Don Marco Damanti, ex parroco di Menfi e oggi alla guida della chiesa San Giuseppe di Campobello di Licata, in un videomessaggio rilanciato da AgrigentoNotizie invita i sindaci dell’Ati idrico a rivedere il regolamento sul servizio di autobotti nelle zone non servite in provincia di Agrigento.
Il sacerdote, già protagonista di altri interventi in difesa dei cittadini, riconosce la posizione assunta dai primi cittadini nei confronti di Siciliacque ma chiede un ulteriore passo. “I sindaci – dice – finalmente hanno preso posizione contro Siciliacque e hanno detto chiaramente che riconsegneranno le fasce tricolori nel momento in cui non sarà rivalutata la situazione. Questo è un atto molto forte e va dato onore ai nostri sindaci”.
Damanti richiama però il regolamento approvato dall’Ati idrico e attuato da Aica, che prevede l’obbligo di contratto anche per gli immobili ubicati in aree prive di rete idrica e fognaria. “Hanno detto che non dare l'acqua è un crimine contro l'umanità. Ecco, mi fermo su questa frase per invitare i sindaci a non fermarsi solo verso Siciliacque, ma di compiere anche un atto di umiltà per cambiare il regolamento che loro stessi hanno deliberato”.
Il parroco denuncia poi i disservizi e le difficoltà delle famiglie: “Quante volte l'acqua arriva con ritardi di 15-20 giorni in un mese, creando disperazione. L'acqua è vita, l'acqua è dignità”. E ancora: “Come si può pensare ancora a contratti virtuali in zone non servite di allacci idrici e fognari non per colpa della gente, ma perché i comuni non hanno pensato a un piano urbanistico”.

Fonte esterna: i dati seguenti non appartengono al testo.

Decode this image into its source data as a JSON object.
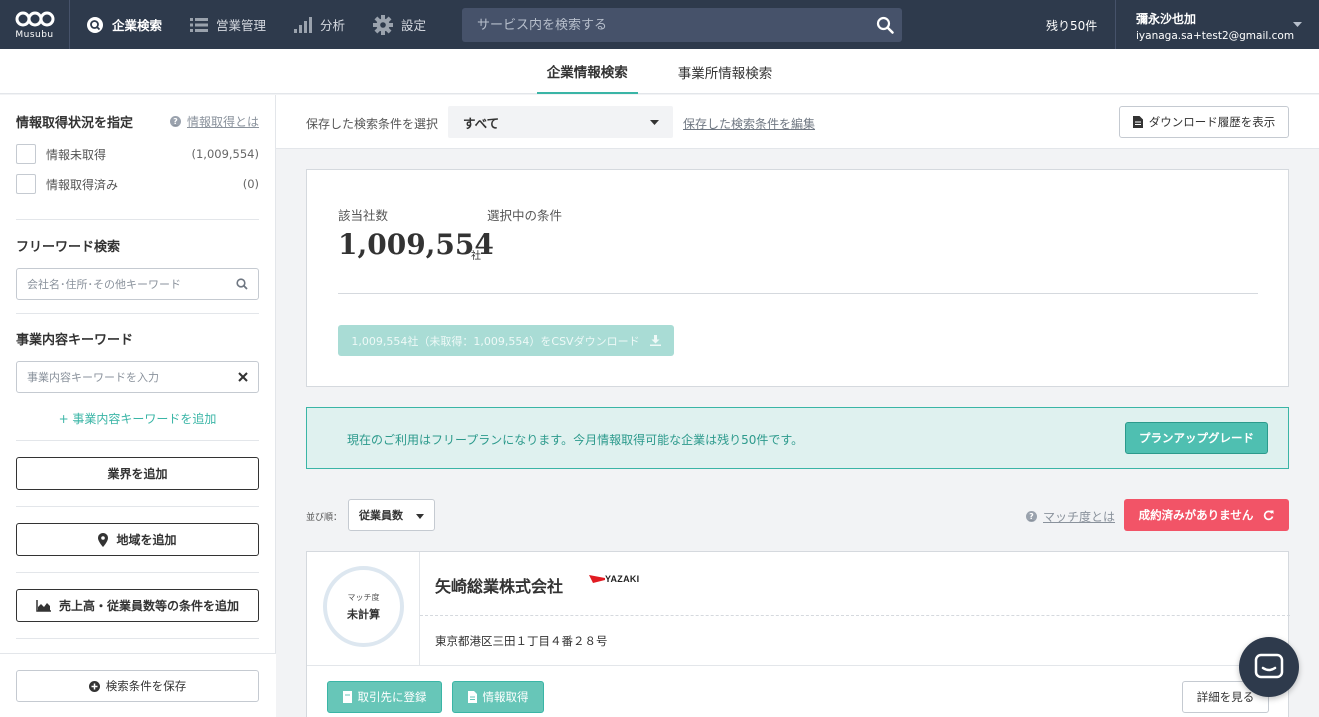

Nella stessa giornata arriva anche la nota dell’on. Carmelo Pace, che dice di condividere lo sfogo del sacerdote. “Condivido lo sfogo di don Marco Damanti, ‘parroco del popolo’ di Campobello di Licata. Le sue sono parole di un uomo di Chiesa che meritano attenzione perché rappresentano il grido di dolore e disperazione di tante famiglie”, afferma.
Pace invita poi a una convocazione dell’assemblea dei sindaci: “Invito pubblicamente il Presidente dell’ATI idrico a valutare, al più presto, la convocazione dell’assemblea dei Sindaci affinché dalle buone intenzioni si possa passare rapidamente alle proposte e ai fatti. I cittadini hanno bisogno di risposte e di certezze”.
Infine, il deputato segnala un possibile confronto già nella prossima settimana a Palermo, con la presenza dell’assessore regionale dell’Energia Francesco Colianni, dei rappresentanti di Siciliacque e Aica, dell’Ati idrico e dei sindaci della provincia di Agrigento.